12:47:52.433 -> RAW signal: 1762 909 864 909 871 1783 1763 1785 882 892 1765 902 874 902 873 902 874 902 874 900 875 6786
12:47:52.443 -> string format: c:0111100011011111111112;p:1762,909,6786@
12:47:52.443 -> RAW signal: 895 880 891 883 1773 1777 1768 1781 886 888 884 889 890 5887
12:47:52.488 -> string format: c:00001111000002;p:895,1773,5887@
12:47:52.488 -> RAW signal: 1780 890 884 1774 1773 1777 1771 897 878 898 877 5898
12:47:52.488 -> string format: c:011000011112;p:1780,890,5898@
Now I have to figure out how to process and (re)send the data.
Henk
Hi,
Try maybe the raw sending of Pilight :
Hi,
i modified Transmit_Raw.ino a bit and included a Loop with a delay, a Loop count to see on the Serial output if the program is running and a signal repeat count.
With the modified program I could reconstruct the transmit signal.

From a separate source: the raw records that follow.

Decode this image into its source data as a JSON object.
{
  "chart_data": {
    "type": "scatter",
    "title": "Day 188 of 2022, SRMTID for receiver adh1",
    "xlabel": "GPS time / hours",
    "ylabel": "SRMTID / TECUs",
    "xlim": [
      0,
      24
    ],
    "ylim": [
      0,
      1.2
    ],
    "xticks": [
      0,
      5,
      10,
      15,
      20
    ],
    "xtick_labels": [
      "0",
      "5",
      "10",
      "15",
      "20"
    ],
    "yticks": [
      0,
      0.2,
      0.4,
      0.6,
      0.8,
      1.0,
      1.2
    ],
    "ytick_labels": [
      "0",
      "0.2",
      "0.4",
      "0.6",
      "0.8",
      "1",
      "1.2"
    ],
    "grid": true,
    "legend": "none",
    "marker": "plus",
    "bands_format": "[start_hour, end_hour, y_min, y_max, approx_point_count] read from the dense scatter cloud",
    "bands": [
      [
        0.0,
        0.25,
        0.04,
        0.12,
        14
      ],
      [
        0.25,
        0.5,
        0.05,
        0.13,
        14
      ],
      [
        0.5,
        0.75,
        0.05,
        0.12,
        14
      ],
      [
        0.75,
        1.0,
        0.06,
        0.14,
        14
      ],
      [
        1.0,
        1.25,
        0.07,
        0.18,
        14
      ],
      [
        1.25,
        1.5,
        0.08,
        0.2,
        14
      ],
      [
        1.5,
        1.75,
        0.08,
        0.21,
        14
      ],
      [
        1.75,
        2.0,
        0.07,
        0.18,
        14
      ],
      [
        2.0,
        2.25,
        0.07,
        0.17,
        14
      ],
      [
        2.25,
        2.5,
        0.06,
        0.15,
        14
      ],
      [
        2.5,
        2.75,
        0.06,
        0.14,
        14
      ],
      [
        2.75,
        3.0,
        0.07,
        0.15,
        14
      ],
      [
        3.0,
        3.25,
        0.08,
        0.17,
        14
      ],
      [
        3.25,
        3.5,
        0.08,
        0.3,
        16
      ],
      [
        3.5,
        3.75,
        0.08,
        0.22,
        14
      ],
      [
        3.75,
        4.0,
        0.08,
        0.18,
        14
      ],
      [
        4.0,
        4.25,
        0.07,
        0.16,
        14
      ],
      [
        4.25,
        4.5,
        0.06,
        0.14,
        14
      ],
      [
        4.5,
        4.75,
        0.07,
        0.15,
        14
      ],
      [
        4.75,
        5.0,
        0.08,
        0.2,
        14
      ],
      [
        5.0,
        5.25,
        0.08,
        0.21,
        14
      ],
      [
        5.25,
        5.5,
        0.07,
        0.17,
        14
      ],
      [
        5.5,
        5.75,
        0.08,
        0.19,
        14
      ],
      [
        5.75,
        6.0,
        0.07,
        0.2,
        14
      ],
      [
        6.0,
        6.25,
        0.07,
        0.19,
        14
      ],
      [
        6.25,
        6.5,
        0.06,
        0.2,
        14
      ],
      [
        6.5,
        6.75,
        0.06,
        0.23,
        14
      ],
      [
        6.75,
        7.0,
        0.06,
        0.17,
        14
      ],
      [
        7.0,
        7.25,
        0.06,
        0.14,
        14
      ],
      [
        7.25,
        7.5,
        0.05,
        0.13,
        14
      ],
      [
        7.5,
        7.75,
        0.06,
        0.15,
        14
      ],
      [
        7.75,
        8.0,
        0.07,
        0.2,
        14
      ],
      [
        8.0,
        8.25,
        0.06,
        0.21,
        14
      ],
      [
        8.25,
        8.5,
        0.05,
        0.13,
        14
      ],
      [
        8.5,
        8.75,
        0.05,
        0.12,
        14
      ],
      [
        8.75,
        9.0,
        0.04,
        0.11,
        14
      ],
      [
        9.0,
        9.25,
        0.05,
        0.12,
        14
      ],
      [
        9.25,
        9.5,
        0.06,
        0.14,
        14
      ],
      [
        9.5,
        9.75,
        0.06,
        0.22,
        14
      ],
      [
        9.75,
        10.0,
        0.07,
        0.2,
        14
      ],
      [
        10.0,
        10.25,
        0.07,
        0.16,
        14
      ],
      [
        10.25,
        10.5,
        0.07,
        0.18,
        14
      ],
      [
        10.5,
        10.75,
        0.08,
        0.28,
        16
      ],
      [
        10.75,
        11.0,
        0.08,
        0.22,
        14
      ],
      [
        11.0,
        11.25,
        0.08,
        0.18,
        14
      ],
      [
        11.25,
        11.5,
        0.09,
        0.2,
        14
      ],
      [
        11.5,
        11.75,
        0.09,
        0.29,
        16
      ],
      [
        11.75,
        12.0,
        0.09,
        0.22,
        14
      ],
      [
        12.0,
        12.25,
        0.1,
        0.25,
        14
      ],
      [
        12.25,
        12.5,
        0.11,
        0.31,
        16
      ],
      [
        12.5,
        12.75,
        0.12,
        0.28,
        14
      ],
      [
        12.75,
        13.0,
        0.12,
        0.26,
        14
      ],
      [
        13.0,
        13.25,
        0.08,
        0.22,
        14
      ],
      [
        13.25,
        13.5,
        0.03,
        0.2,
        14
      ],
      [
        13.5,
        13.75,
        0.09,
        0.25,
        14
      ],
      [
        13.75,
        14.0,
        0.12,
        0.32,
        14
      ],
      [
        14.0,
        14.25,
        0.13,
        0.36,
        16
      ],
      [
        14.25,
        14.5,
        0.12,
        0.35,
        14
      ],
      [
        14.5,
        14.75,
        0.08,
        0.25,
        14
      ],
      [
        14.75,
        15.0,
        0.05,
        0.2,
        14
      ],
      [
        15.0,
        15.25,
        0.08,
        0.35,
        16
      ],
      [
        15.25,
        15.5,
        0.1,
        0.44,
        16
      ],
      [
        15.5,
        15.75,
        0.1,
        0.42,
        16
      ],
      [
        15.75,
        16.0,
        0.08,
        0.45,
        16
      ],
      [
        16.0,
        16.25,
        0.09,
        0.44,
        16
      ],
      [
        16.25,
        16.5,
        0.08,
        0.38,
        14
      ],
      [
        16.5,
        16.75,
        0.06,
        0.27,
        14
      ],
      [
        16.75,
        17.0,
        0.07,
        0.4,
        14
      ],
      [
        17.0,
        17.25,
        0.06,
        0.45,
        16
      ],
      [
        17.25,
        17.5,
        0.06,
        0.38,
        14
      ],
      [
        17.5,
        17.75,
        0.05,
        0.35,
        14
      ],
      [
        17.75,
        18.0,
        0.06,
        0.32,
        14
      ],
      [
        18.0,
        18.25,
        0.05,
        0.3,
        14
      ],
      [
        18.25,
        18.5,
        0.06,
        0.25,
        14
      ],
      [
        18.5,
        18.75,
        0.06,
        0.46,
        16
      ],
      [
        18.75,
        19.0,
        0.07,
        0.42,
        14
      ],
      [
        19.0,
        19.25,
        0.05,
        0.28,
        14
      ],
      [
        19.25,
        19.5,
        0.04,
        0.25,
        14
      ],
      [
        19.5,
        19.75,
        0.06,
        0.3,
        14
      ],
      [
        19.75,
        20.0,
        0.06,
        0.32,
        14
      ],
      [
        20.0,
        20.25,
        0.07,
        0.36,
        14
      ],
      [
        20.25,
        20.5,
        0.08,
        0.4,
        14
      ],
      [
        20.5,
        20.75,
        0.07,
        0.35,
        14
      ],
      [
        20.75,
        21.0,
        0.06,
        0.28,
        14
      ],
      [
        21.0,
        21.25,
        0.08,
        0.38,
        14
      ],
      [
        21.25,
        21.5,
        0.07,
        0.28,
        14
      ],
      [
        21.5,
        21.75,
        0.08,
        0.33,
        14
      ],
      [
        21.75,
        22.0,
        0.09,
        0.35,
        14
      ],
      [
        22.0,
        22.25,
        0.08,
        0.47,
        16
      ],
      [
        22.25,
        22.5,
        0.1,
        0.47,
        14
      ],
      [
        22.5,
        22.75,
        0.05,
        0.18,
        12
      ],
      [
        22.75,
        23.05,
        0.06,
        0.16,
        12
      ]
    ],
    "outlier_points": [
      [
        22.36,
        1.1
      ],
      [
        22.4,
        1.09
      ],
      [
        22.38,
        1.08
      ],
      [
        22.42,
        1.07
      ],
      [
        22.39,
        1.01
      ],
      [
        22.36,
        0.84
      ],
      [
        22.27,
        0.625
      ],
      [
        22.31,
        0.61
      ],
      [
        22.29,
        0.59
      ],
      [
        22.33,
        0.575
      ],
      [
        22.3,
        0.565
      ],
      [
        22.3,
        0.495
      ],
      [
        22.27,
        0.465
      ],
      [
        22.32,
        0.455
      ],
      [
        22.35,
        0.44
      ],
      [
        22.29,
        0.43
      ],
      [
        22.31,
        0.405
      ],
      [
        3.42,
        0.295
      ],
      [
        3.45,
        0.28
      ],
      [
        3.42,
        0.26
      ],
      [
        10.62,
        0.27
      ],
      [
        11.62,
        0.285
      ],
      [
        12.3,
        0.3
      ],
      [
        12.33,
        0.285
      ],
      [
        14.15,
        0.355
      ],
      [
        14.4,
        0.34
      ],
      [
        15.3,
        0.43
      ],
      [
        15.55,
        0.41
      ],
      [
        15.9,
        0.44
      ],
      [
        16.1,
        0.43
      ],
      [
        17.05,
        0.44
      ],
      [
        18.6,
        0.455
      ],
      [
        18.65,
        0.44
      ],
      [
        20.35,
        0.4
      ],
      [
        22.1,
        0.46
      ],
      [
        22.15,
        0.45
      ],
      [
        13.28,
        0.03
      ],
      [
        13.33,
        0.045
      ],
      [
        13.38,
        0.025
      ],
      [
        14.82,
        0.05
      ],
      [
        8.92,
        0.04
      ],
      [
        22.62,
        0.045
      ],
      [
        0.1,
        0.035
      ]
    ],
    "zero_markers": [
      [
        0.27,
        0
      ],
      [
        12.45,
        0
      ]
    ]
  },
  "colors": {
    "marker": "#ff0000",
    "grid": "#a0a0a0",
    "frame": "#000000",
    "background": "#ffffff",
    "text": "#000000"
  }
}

Now how do I get the ESPiLight Receive_Raw and Transmit raw integrated in OMG ?
/*
Basic ESPiLight transmit RAW signal example
https://github.com/puuu/espilight
*/
#include <ESPiLight.h>
#define TRANSMITTER_PIN 13 // GPIO13 - D7
ESPiLight rf(TRANSMITTER_PIN);
int length = 0;
uint16_t codes[MAXPULSESTREAMLENGTH];
int LoopCnt = 0;
int Repeat = 2;
void setup() {
Serial.begin(115200);
// get pulse train from string (format see: pilight USB Nano)
length = rf.stringToPulseTrain(
“c:20111100011011111111113111100001111120110000111124;p:”
“1780,890,5888,6800,34800@”,
codes, MAXPULSESTREAMLENGTH);
}
// Repeat every 200 ms
void loop() {
// transmit the pulse train
rf.sendPulseTrain(codes, length, Repeat);
LoopCnt++;
Serial.print("Loop count: “);
Serial.print(LoopCnt);
Serial.print(” Length: ");
Serial.println(length);
delay(200);
}
The pilight raw transmitter is already integrated. You have the info into the docs. Not the receiver.
Did you ever get it to work with OMG? I also have a warema EWFS and would love to have a simple solution. Thanks!
The ESP was very instable, probably some memory leak.
With testing I didn’t notice, but wenn The ESP was running longer the time between system crashes got shorter and shorter.